As Congress has less than a year to decide the fate of the hemp beverage industry, there is a lot of buzz about how it will be regulated. Will the alcohol three-tier regulatory system be imposed on it, or will hemp beverages enjoy a freer market than its alcohol compatriot.? WSWA is gearing up its lobbying apparatus to propagandize its role in maintaining the health and safety aspect of an intoxicating product. Many in the hemp community unwittingly welcome a three-tier system as a way of legitimizing hemp products, and there are those in the alcohol field that want hemp to play in the same sandbox as them, so hemp does not gain an advantage.

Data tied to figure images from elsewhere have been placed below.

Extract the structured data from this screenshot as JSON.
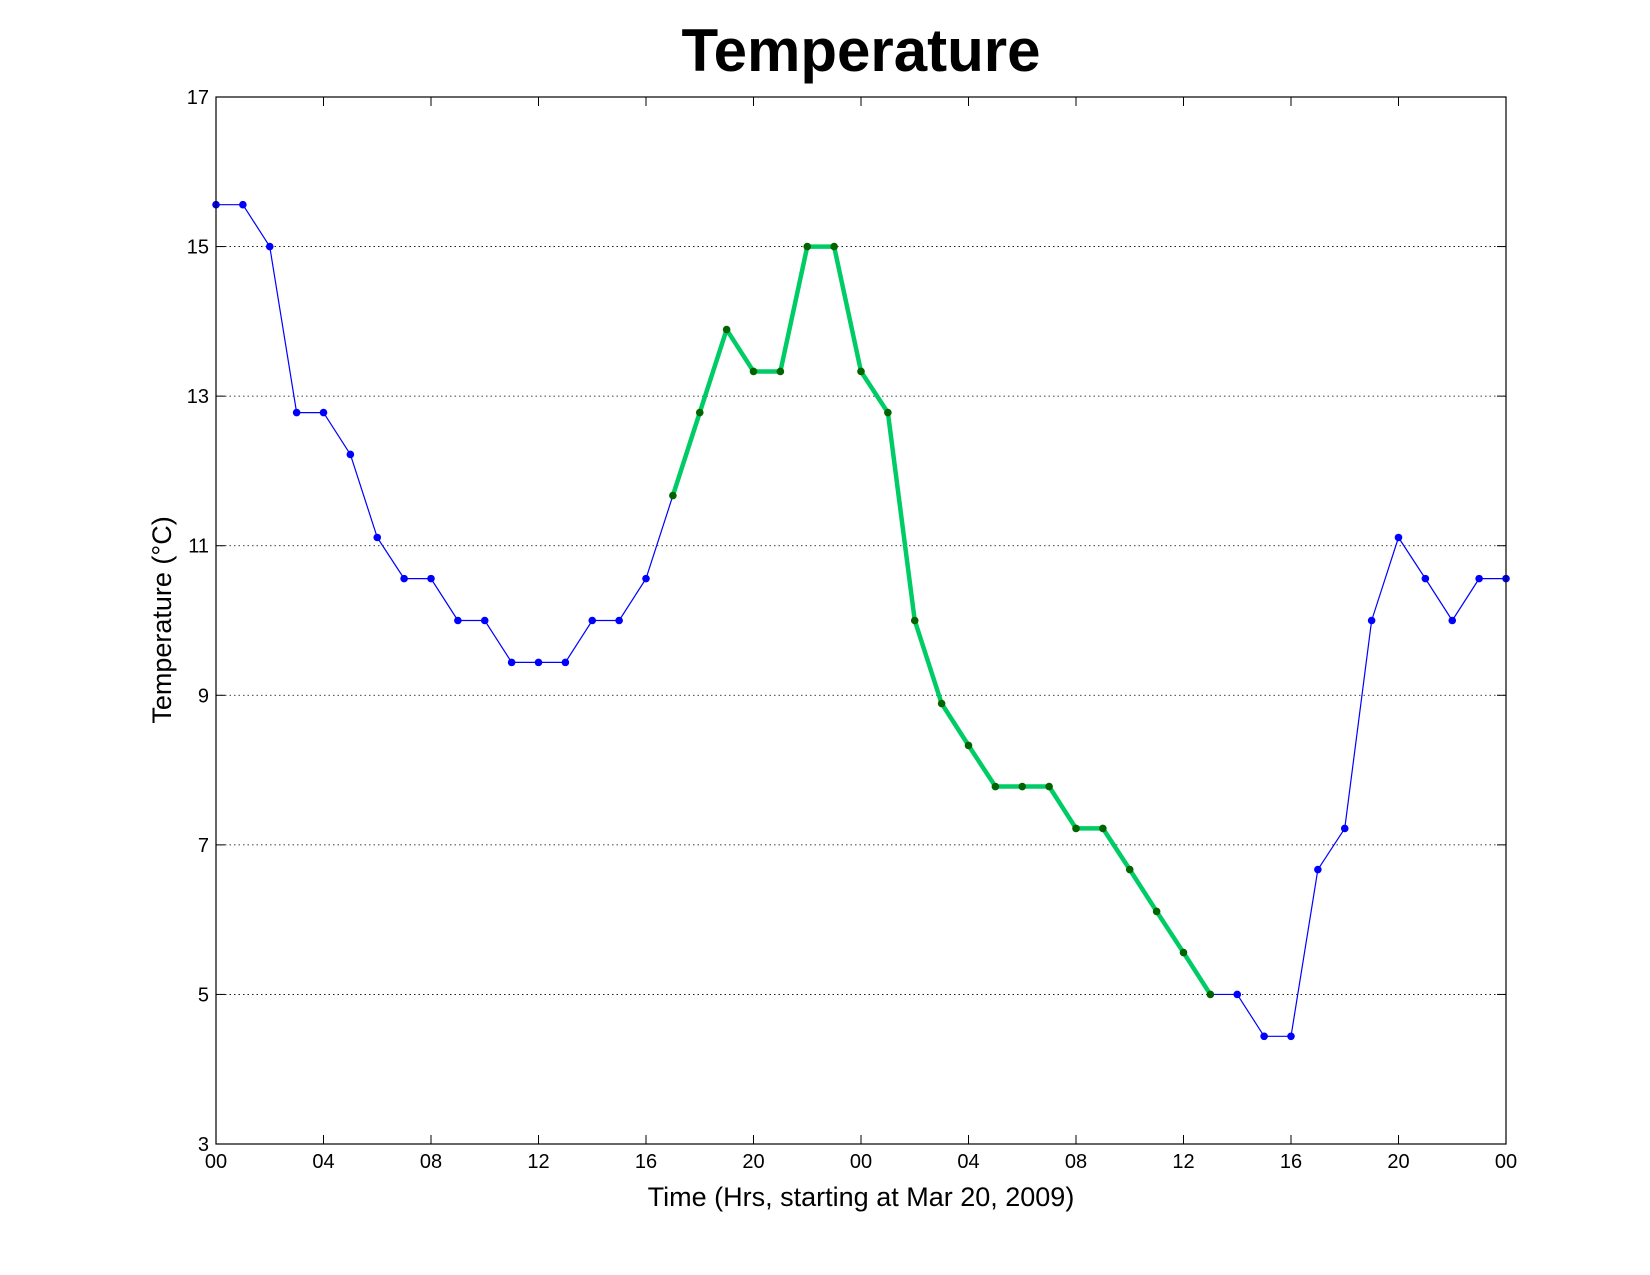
{
  "chart_data": {
    "type": "line",
    "title": "Temperature",
    "xlabel": "Time (Hrs, starting at Mar 20, 2009)",
    "ylabel": "Temperature (°C)",
    "ylim": [
      3,
      17
    ],
    "yticks": [
      3,
      5,
      7,
      9,
      11,
      13,
      15,
      17
    ],
    "xlim": [
      "2009-03-20 00:00",
      "2009-03-22 00:00"
    ],
    "xticks": [
      {
        "x": "2009-03-20 00:00",
        "label": "00"
      },
      {
        "x": "2009-03-20 04:00",
        "label": "04"
      },
      {
        "x": "2009-03-20 08:00",
        "label": "08"
      },
      {
        "x": "2009-03-20 12:00",
        "label": "12"
      },
      {
        "x": "2009-03-20 16:00",
        "label": "16"
      },
      {
        "x": "2009-03-20 20:00",
        "label": "20"
      },
      {
        "x": "2009-03-21 00:00",
        "label": "00"
      },
      {
        "x": "2009-03-21 04:00",
        "label": "04"
      },
      {
        "x": "2009-03-21 08:00",
        "label": "08"
      },
      {
        "x": "2009-03-21 12:00",
        "label": "12"
      },
      {
        "x": "2009-03-21 16:00",
        "label": "16"
      },
      {
        "x": "2009-03-21 20:00",
        "label": "20"
      },
      {
        "x": "2009-03-22 00:00",
        "label": "00"
      }
    ],
    "grid": "horizontal-dotted",
    "x": [
      "2009-03-20 00:00",
      "2009-03-20 01:00",
      "2009-03-20 02:00",
      "2009-03-20 03:00",
      "2009-03-20 04:00",
      "2009-03-20 05:00",
      "2009-03-20 06:00",
      "2009-03-20 07:00",
      "2009-03-20 08:00",
      "2009-03-20 09:00",
      "2009-03-20 10:00",
      "2009-03-20 11:00",
      "2009-03-20 12:00",
      "2009-03-20 13:00",
      "2009-03-20 14:00",
      "2009-03-20 15:00",
      "2009-03-20 16:00",
      "2009-03-20 17:00",
      "2009-03-20 18:00",
      "2009-03-20 19:00",
      "2009-03-20 20:00",
      "2009-03-20 21:00",
      "2009-03-20 22:00",
      "2009-03-20 23:00",
      "2009-03-21 00:00",
      "2009-03-21 01:00",
      "2009-03-21 02:00",
      "2009-03-21 03:00",
      "2009-03-21 04:00",
      "2009-03-21 05:00",
      "2009-03-21 06:00",
      "2009-03-21 07:00",
      "2009-03-21 08:00",
      "2009-03-21 09:00",
      "2009-03-21 10:00",
      "2009-03-21 11:00",
      "2009-03-21 12:00",
      "2009-03-21 13:00",
      "2009-03-21 14:00",
      "2009-03-21 15:00",
      "2009-03-21 16:00",
      "2009-03-21 17:00",
      "2009-03-21 18:00",
      "2009-03-21 19:00",
      "2009-03-21 20:00",
      "2009-03-21 21:00",
      "2009-03-21 22:00",
      "2009-03-21 23:00",
      "2009-03-22 00:00"
    ],
    "series": [
      {
        "values": [
          15.56,
          15.56,
          15.0,
          12.78,
          12.78,
          12.22,
          11.11,
          10.56,
          10.56,
          10.0,
          10.0,
          9.44,
          9.44,
          9.44,
          10.0,
          10.0,
          10.56,
          11.67,
          12.78,
          13.89,
          13.33,
          13.33,
          15.0,
          15.0,
          13.33,
          12.78,
          10.0,
          8.89,
          8.33,
          7.78,
          7.78,
          7.78,
          7.22,
          7.22,
          6.67,
          6.11,
          5.56,
          5.0,
          5.0,
          4.44,
          4.44,
          6.67,
          7.22,
          10.0,
          11.11,
          10.56,
          10.0,
          10.56,
          10.56
        ],
        "color": "#0000ff",
        "marker_color": "#0000ff",
        "line": "thin"
      },
      {
        "highlight_start": "2009-03-20 17:00",
        "highlight_end": "2009-03-21 13:00",
        "color": "#00cc66",
        "marker_color": "#006400",
        "line": "thick"
      }
    ]
  }
}
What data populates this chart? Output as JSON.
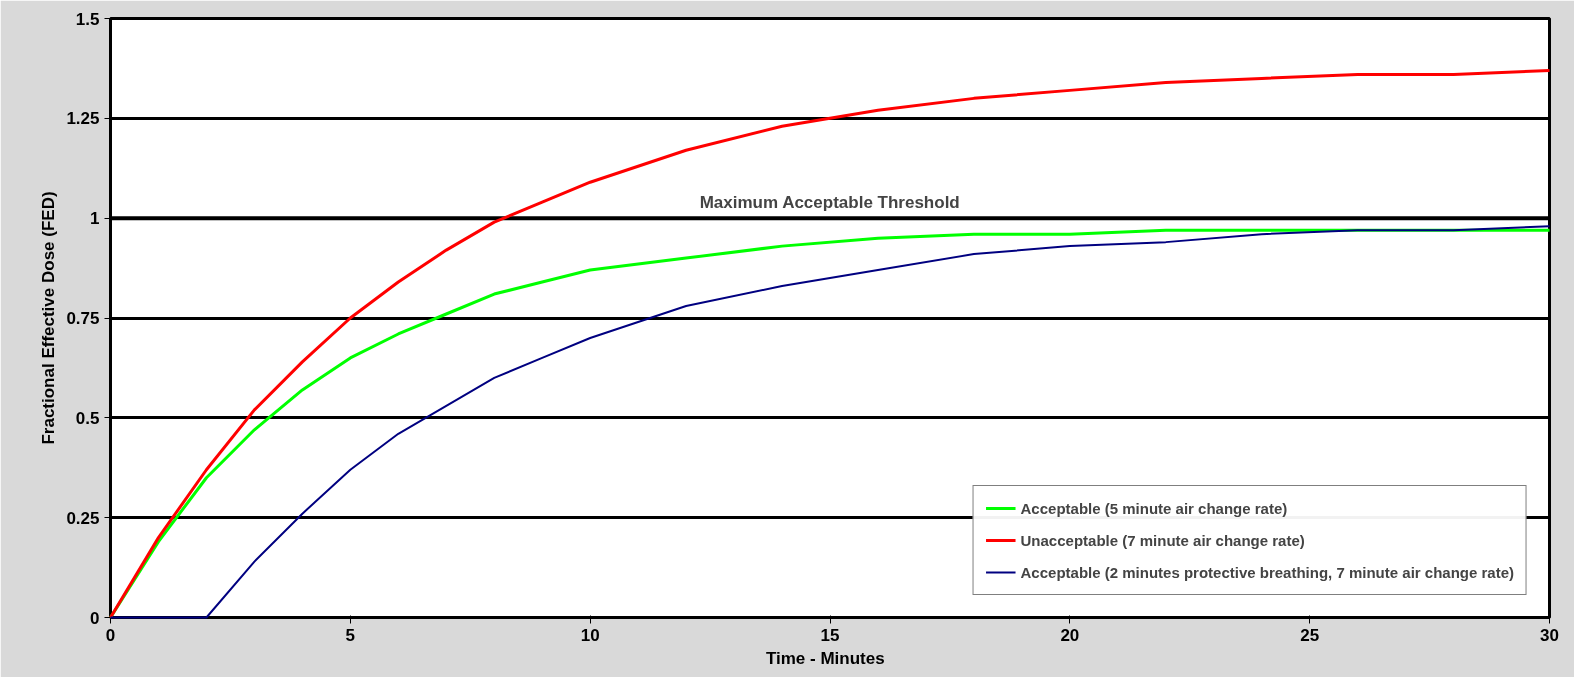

Presently, hemp infused products have a free market with very few restrictions, there are some wholesaler control states like Tennessee that mandates a three-tier system for hemp but that is an outlier versus the norm. Hemp products can ship dtc without limits and there is no mandatory wholesaler requirement for a supplier to sell to a retailer. Problematically, there are no age restrictions, which allows the unscrupulous merchant to sell to minors.
The goal for some is for hemp to come under the auspices of a three-tier system and become regulated like alcohol. For some in the alcohol field, hemp should live by the same rules and incur the same expenses. This goes under the misery loves company theory.
But making another one miserable should not be the goal of the alcohol industry. The goal of the industry should shift to what the hemp beverage system shows us.
The wholesaler tier makes the claims that they play an important part in controlling an intoxicating product and helping to maintain the health and safety of society and promoting temperance by keeping prices high. These arguments are really more theoretical than empirical, but greasing palms has a way of making a bad to mediocre argument become gospel.
Several years of deregulated hemp products have gone by and the sky has not fallen in. Unlike wine there are no limits to dtc shipping and many products were delivered safety and soundly directly to a retailer without the control of a wholesaler.
The main safety concern for hemp infused products, no age restrictions, can be cured by passing an over 21 years old consumption law and imposing it on retailers. The wholesaler tier plays absolutely no role in reducing under age consumption, as it to does not age verify anyone at a retailer location.
Instead of allowing a free market to run, some in the liquor industry want hemp put into the same chains as them. This view is short sighted and harmful to the industry.
Allowing hemp infused beverages to operate in a free market without societal problems would provide empirical evidence that the three-tier system is not a necessity for a well-regulated market. By calling for hemp beverages to become part of the three-tier system, the liquor industry only enables a stronger and more powerful middle tier.
The puzzling position also hurts alcohol producers down the line. We hear how wholesaler contraction is hurting small producers and there is a bottleneck where there are not enough wholesalers to service the growing producer portfolio.
Well what do you think will happen if hemp infused products are forced en masse into the middle tier. There will be more products and a new fashionable line of products for small liquor producers to compete with. It will only lead to a reduction of alcohol suppliers down the road.
In concluding, alcohol producers live with the three-tier system as a relic from times past, but spreading their misery to other fields will only deepen their abyss. The proper way out is to allow markets around it to go free and maybe one day it will lead to their liberation.